In fact the job you posted says this:
"Passion to the cybersecurity is mandatory, though no previous experience or knowledge is required"
I'm an Application Security Champion (ASC). This is very true. My job is basically filling out paperwork, scheduling meetings, and stuff like that. Of course this is only a partial role that is in addition to my regular dev duties.
I would say today it is both easier and harder. It is harder because the body of knowledge is so much larger, it is easier because so many more materials and exercises are available.
From my perspective, and I lead a team of these security researchers, it is an advanced career path, and still requires a lot of self-motivation. That said, there are more and more definitions of what "security researcher" means, in some cases it means being able to find web vulnerabilities without using Burp, so YMMV.
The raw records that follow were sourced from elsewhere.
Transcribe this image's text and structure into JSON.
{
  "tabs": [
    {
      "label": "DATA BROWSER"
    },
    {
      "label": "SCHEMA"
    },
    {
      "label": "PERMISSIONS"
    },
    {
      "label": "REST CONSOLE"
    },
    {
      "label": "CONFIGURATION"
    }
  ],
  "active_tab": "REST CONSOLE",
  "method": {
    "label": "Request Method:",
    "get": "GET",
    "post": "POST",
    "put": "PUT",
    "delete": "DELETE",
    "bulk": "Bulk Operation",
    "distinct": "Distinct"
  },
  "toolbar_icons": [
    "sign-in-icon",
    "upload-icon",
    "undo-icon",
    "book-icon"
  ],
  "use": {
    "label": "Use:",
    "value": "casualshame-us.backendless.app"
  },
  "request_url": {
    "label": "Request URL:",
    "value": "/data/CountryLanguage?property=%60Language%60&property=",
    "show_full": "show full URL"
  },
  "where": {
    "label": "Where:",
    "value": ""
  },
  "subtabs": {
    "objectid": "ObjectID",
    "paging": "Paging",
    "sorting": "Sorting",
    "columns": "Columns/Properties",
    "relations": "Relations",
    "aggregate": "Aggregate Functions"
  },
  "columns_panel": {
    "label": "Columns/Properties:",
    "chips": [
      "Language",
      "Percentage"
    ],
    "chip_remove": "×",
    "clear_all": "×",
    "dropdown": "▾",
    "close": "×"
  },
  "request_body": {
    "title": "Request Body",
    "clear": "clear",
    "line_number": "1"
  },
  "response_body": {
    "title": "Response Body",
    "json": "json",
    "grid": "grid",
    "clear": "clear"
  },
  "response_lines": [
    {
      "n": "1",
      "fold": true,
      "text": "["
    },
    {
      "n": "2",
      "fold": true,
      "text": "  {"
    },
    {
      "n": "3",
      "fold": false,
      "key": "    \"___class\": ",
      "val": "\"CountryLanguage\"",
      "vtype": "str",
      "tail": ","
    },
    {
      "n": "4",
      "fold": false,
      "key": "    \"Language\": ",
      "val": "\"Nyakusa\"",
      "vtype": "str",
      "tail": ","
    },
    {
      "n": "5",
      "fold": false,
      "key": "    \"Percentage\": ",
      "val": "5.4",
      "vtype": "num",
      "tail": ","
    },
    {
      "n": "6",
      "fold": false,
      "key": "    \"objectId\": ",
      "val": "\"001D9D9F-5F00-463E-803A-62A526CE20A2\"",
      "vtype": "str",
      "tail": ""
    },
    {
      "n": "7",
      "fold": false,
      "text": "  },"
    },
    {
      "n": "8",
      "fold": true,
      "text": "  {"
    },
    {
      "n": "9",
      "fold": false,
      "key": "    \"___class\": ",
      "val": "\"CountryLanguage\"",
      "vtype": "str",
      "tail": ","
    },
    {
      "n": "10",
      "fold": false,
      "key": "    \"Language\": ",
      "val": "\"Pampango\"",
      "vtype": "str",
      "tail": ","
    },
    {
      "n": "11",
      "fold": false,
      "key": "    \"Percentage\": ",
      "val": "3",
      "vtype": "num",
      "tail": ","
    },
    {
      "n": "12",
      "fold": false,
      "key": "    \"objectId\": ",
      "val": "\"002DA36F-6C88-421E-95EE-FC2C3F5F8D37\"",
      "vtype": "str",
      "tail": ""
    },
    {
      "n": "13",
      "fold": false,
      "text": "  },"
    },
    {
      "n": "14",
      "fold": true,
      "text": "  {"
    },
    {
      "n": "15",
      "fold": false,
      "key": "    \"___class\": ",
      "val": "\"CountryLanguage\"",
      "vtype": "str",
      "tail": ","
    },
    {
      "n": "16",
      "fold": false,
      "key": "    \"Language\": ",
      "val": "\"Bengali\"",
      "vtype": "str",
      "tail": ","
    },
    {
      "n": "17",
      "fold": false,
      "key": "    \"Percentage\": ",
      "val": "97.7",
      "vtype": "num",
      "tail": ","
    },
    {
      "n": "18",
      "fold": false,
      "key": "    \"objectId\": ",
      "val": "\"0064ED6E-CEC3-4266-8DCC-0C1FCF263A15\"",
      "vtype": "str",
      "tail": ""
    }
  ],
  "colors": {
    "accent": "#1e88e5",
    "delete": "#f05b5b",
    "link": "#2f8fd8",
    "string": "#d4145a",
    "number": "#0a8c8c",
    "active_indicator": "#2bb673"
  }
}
I would suggest to focus on fundamental skills such as reverse engineering, code review, low-level languages such as C and assembly, interfacing at a low-level with binaries through debuggers and instrumentation etc etc. Those are all broadly applicable. Playing CTF games is a good starting point too, as is auditing open source software.
But make no mistake, it will be a challenge, and it will require tenacity on your part. Good luck !
I'm not trying to be insulting here, but you asking this here gives me the impression that you don't have that motivation. Because if you did, you would have sought this answer on your own. It wouldn't be the first time, I'm wrong, though.
Dip your toe in and see where it goes. If it's not for you, move onto something else that interests you. It's fine to explore.